Perhaps the most important factor in the whole affair is the potentially significant impact that Gulf retrenchment could have on Lebanon's general economic mood. Even before these developments, investing in Lebanon -- a state with public debt of $69 billion, or 132 percent of GDP, not to mention boiling sectarian tensions, sporadic violence, a history of civil war, and a shared border with Syria -- required a strong stomach. The Saudi pullout makes matters worse. Tourism, real estate, and construction are key drivers of the Lebanese economy, and the flight of Gulf capital will stress these sectors. It could also spook other would-be investors, harming the lively financial sector.
In recent weeks, the Saudis have shuttered Beirut branches of AlAhli Bank, and only a few Kuwaiti National Bank branches remain open there. Other banks are no doubt concerned about the onerous due diligence required by new U.S. legislation and may depart as well. Rumors are also flying about wealthy Gulf citizens liquidating their posh summer estates in Hamana, Brumana, and Jounieh. Many locals are now anxiously waiting for the other shoe to drop -- namely, Saudi Arabia and other Gulf states potentially expelling hundreds of thousands of Lebanese expatriate workers. These workers contribute $5 billion in revenue back home, which amounts to 70 percent of Lebanon's total remittances and nearly 11 percent of its GDP.

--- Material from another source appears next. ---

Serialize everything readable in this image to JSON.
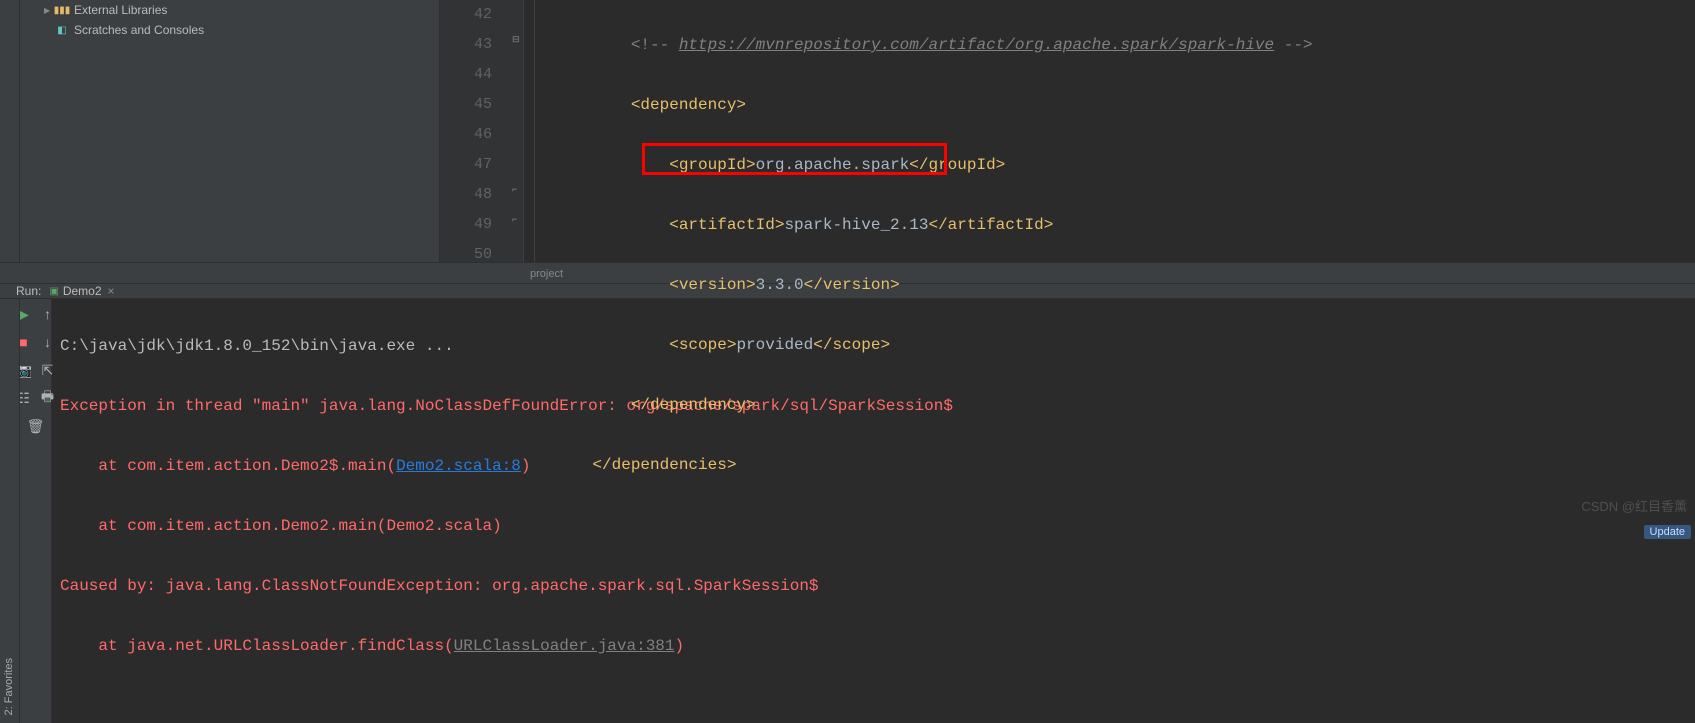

The Saudi shift could have major political implications as well. For decades, Riyadh has been an important player in Lebanese politics, mainly as a counterweight to Iran and Hezbollah. Although it has reduced its support for local Sunni allies in recent years, particularly Saad Hariri of the so-called March 14 coalition, it still maintains seemingly excellent ties with other politicians, notably Hariri's Christian coalition partner Samir Geagea of the Lebanese Forces party.
It is too early to judge what these economic and political measures represent: a Saudi warning that Beirut needs do better at walking the tightrope between Tehran and Riyadh, or the initial phase of a full-on Gulf redeployment away from the Lebanese project. Yet the current trajectory seems to be toward a downsized Saudi role in Lebanon, which would leave the state more than ever at the mercy of Iran and Hezbollah.
David Schenker is the Aufzien Fellow and director of the Program on Arab Politics at The Washington Institute.